Friday, May 8, 2020

Stay-at-home shelfie #42


Yes, it makes me itchy that this photograph is slightly cockeyed. But we'll have to live with that. The hardcover on the left is Habibi, a hefty graphic novel by Craig Thompson. Patrick LaForge, who has had a long career at The New York Times1 but before that was at the York Daily Record (though we never overlapped), calls Habibi "a beautiful, strange and savage graphic novel, exploring the shared myths of judeo-christian-islamic tradition." And author Nnedi Okorafor raved that it was "THE Best Book of 2011." Joan gave it 4 out 5 stars in 2017.

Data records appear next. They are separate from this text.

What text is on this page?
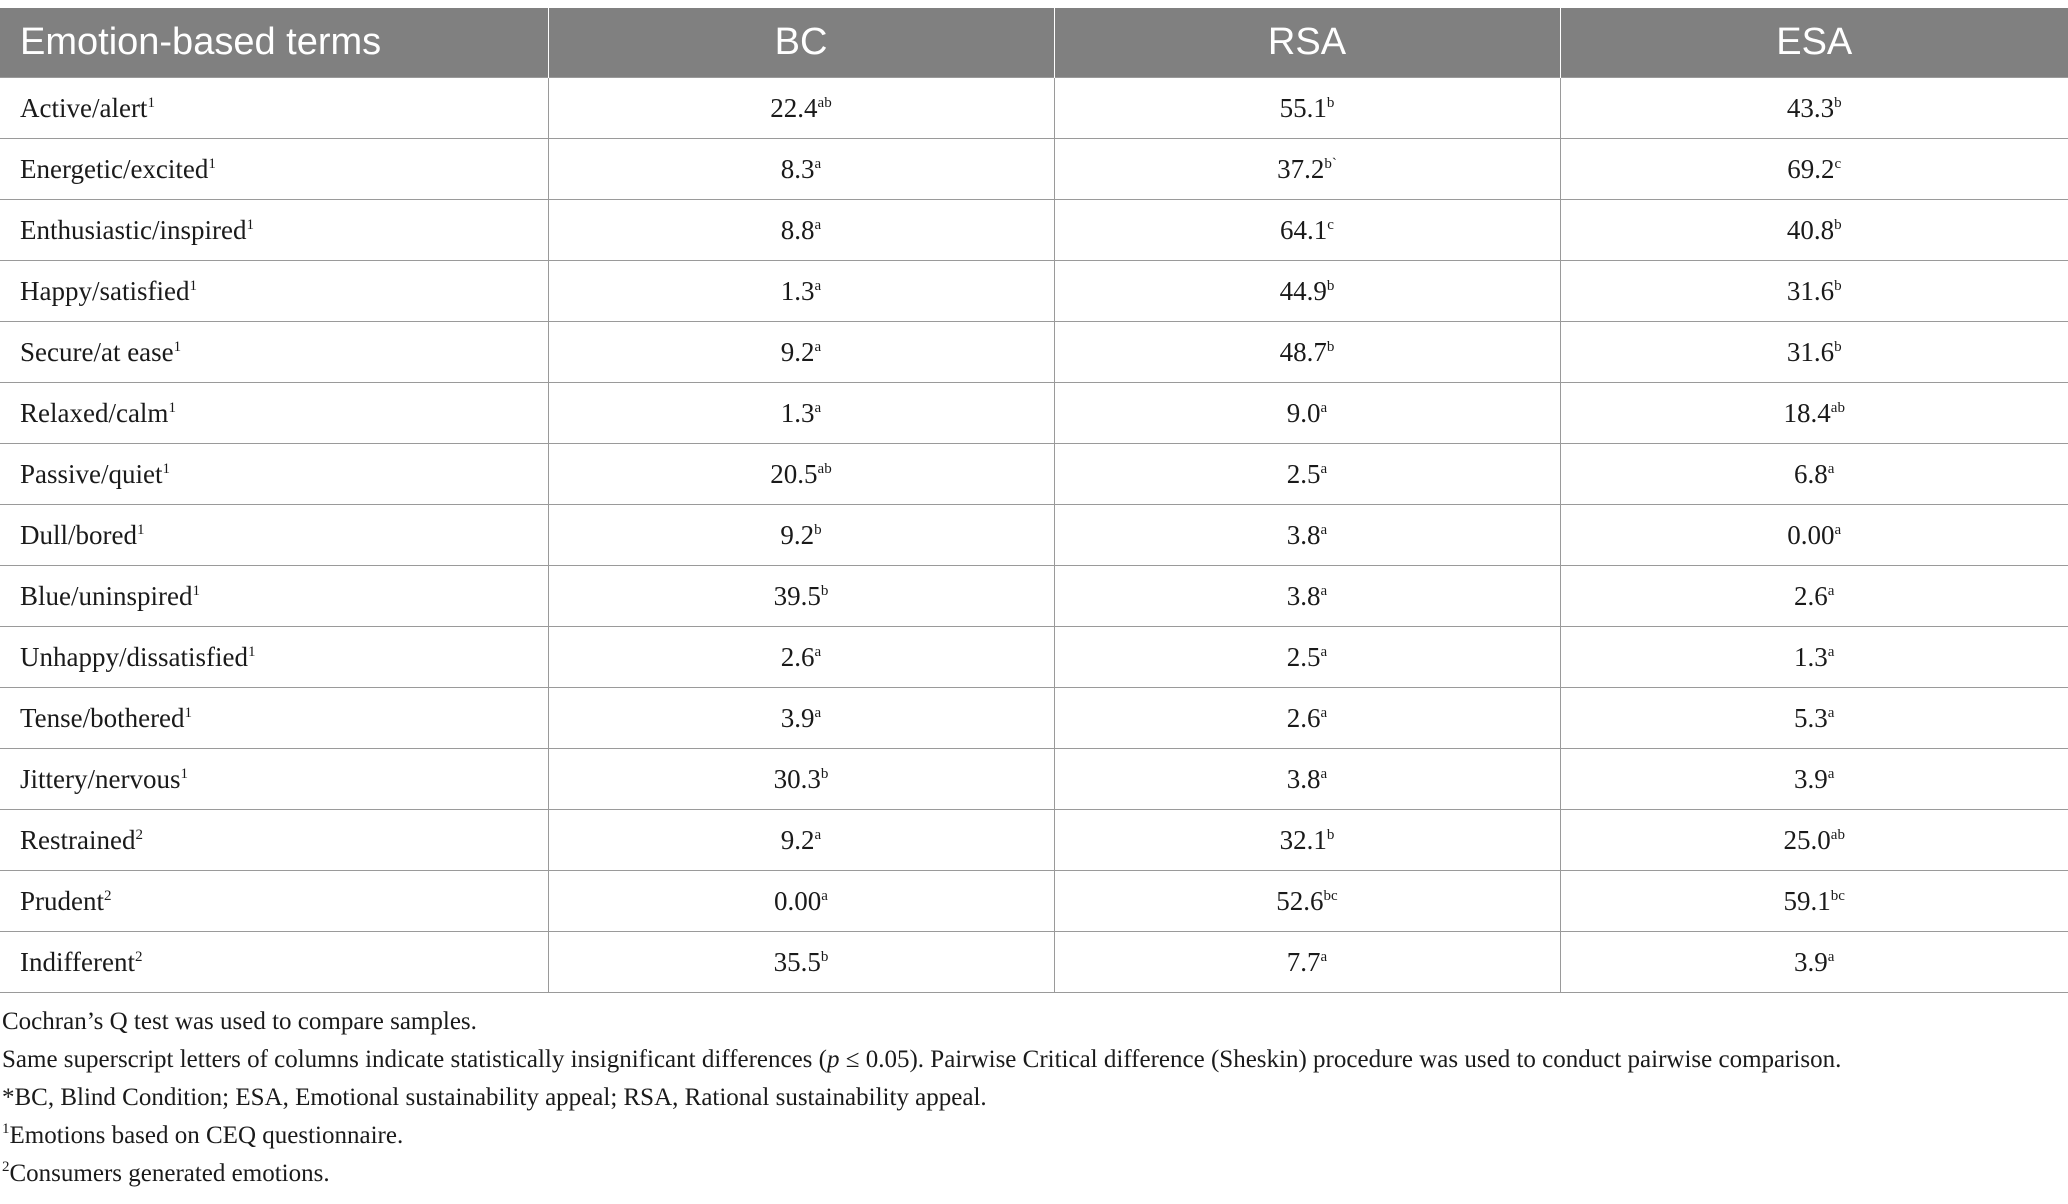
Emotion-based terms	BC	RSA	ESA
Active/alert$^1$	22.4$^{ab}$	55.1$^b$	43.3$^b$
Energetic/excited$^1$	8.3$^a$	$37.2^{b`}$	69.2$^c$
Enthusiastic/inspired$^1$	8.8$^a$	64.1$^c$	40.8$^b$
Happy/satisfied$^1$	1.3$^a$	44.9$^b$	31.6$^b$
Secure/at ease$^1$	9.2$^a$	48.7$^b$	31.6$^b$
Relaxed/calm$^1$	1.3$^a$	9.0$^a$	18.4$^{ab}$
Passive/quiet$^1$	20.5$^{ab}$	2.5$^a$	6.8$^a$
Dull/bored$^1$	9.2$^b$	3.8$^a$	0.00$^a$
Blue/uninspired$^1$	39.5$^b$	3.8$^a$	2.6$^a$
Unhappy/dissatisfied$^1$	2.6$^a$	2.5$^a$	1.3$^a$
Tense/bothered$^1$	3.9$^a$	2.6$^a$	5.3$^a$
Jittery/nervous$^1$	30.3$^b$	3.8$^a$	3.9$^a$
Restrained$^2$	9.2$^a$	32.1$^b$	25.0$^{ab}$
Prudent$^2$	0.00$^a$	52.6$^{bc}$	59.1$^{bc}$
Indifferent$^2$	35.5$^b$	7.7$^a$	3.9$^a$
Cochran’s Q test was used to compare samples.
Same superscript letters of columns indicate statistically insignificant differences (p ≤ 0.05). Pairwise Critical difference (Sheskin) procedure was used to conduct pairwise comparison.
*BC, Blind Condition; ESA, Emotional sustainability appeal; RSA, Rational sustainability appeal.
$^1$Emotions based on CEQ questionnaire.
$^2$Consumers generated emotions.
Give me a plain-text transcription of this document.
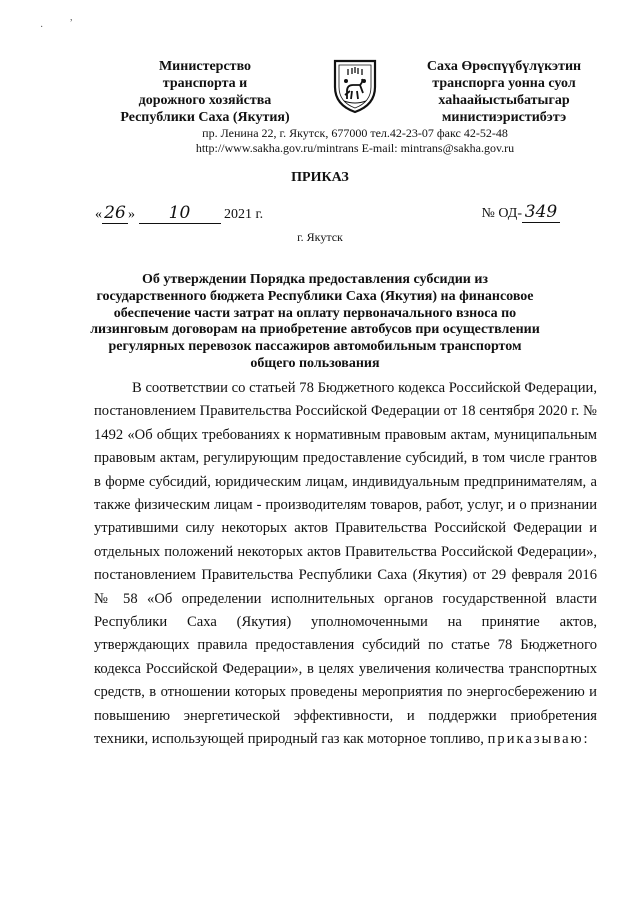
·
,
Министерство
транспорта и
дорожного хозяйства
Республики Саха (Якутия)
Саха Өрөспүүбүлүкэтин
транспорга уонна суол
хаһаайыстыбатыгар
министиэристибэтэ
пр. Ленина 22, г. Якутск, 677000 тел.42-23-07 факс 42-52-48
http://www.sakha.gov.ru/mintrans E-mail: mintrans@sakha.gov.ru
ПРИКАЗ
« 26 » 10 2021 г.	№ ОД- 349
г. Якутск
Об утверждении Порядка предоставления субсидии из государственного бюджета Республики Саха (Якутия) на финансовое обеспечение части затрат на оплату первоначального взноса по лизинговым договорам на приобретение автобусов при осуществлении регулярных перевозок пассажиров автомобильным транспортом общего пользования
В соответствии со статьей 78 Бюджетного кодекса Российской Федерации, постановлением Правительства Российской Федерации от 18 сентября 2020 г. № 1492 «Об общих требованиях к нормативным правовым актам, муниципальным правовым актам, регулирующим предоставление субсидий, в том числе грантов в форме субсидий, юридическим лицам, индивидуальным предпринимателям, а также физическим лицам - производителям товаров, работ, услуг, и о признании утратившими силу некоторых актов Правительства Российской Федерации и отдельных положений некоторых актов Правительства Российской Федерации», постановлением Правительства Республики Саха (Якутия) от 29 февраля 2016 № 58 «Об определении исполнительных органов государственной власти Республики Саха (Якутия) уполномоченными на принятие актов, утверждающих правила предоставления субсидий по статье 78 Бюджетного кодекса Российской Федерации», в целях увеличения количества транспортных средств, в отношении которых проведены мероприятия по энергосбережению и повышению энергетической эффективности, и поддержки приобретения техники, использующей природный газ как моторное топливо, приказываю:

I've read all nine volumes of Saga by Brian K. Vaughan and Fiona Staples, and now we just miss it, because nobody knows when it will return from its hiatus. Mister Miracle was Tom King's storytelling-in-12-issues followup to Vision. There's a graphic novel by Mari Naomi, who was mentioned two posts ago. The brownish graphic novel near the middle with no title on the spine is Minna Sundberg's Stand Still, Stay Silent, aptly described as "a light-hearted journey of friendship and camaraderie, with elements of Nordic mythology and some horror." Stand Still, Stay Silent started as a webcomic in 2013.

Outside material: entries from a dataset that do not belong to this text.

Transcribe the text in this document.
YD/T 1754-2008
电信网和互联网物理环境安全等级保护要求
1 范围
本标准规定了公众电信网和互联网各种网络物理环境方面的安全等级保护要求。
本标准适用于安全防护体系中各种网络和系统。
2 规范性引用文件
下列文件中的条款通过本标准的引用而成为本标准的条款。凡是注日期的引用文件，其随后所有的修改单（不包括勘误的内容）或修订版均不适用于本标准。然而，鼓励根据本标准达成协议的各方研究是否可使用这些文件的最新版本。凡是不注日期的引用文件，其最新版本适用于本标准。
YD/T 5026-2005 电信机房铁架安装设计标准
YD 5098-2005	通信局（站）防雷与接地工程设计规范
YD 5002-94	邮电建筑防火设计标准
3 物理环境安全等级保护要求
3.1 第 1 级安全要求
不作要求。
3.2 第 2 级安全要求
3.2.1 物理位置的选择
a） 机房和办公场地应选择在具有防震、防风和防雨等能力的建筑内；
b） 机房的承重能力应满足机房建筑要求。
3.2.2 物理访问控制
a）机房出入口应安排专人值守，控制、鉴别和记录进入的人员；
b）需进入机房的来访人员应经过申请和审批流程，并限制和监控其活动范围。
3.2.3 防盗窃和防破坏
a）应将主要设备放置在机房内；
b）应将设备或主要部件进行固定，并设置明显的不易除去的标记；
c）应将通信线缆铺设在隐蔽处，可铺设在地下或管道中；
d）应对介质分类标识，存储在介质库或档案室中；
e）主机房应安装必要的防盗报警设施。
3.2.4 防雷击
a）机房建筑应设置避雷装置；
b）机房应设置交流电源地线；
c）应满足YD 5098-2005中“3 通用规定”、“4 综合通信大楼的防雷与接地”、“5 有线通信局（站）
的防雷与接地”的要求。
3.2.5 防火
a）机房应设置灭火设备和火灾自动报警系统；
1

I read Thi Bui's autobiographical The Best We Could Do, about a family's escape from Vietnam to the United States, last year and found it wonderful, sad, hopeful, enlightening. Five stars. Also excellent is Sarah Glidden's Rolling Blackouts: Dispatches from Turkey, Syria, and Iraq, about 21st century journalism.

To the right are a bunch of fun Marvel characters: Doctor Strange, Sub-Mariner, Luke Cage, Mockingbird. Somebody should consider making some movies or TV shows about these superheroes. I bet they'd be popular.

Footnotes
1. Trivia: LaForge was essentially the originator of the phrase "Retweets are not endorsements" on Twitter.
2. I also highly recommend Naomi's Turning Japanese.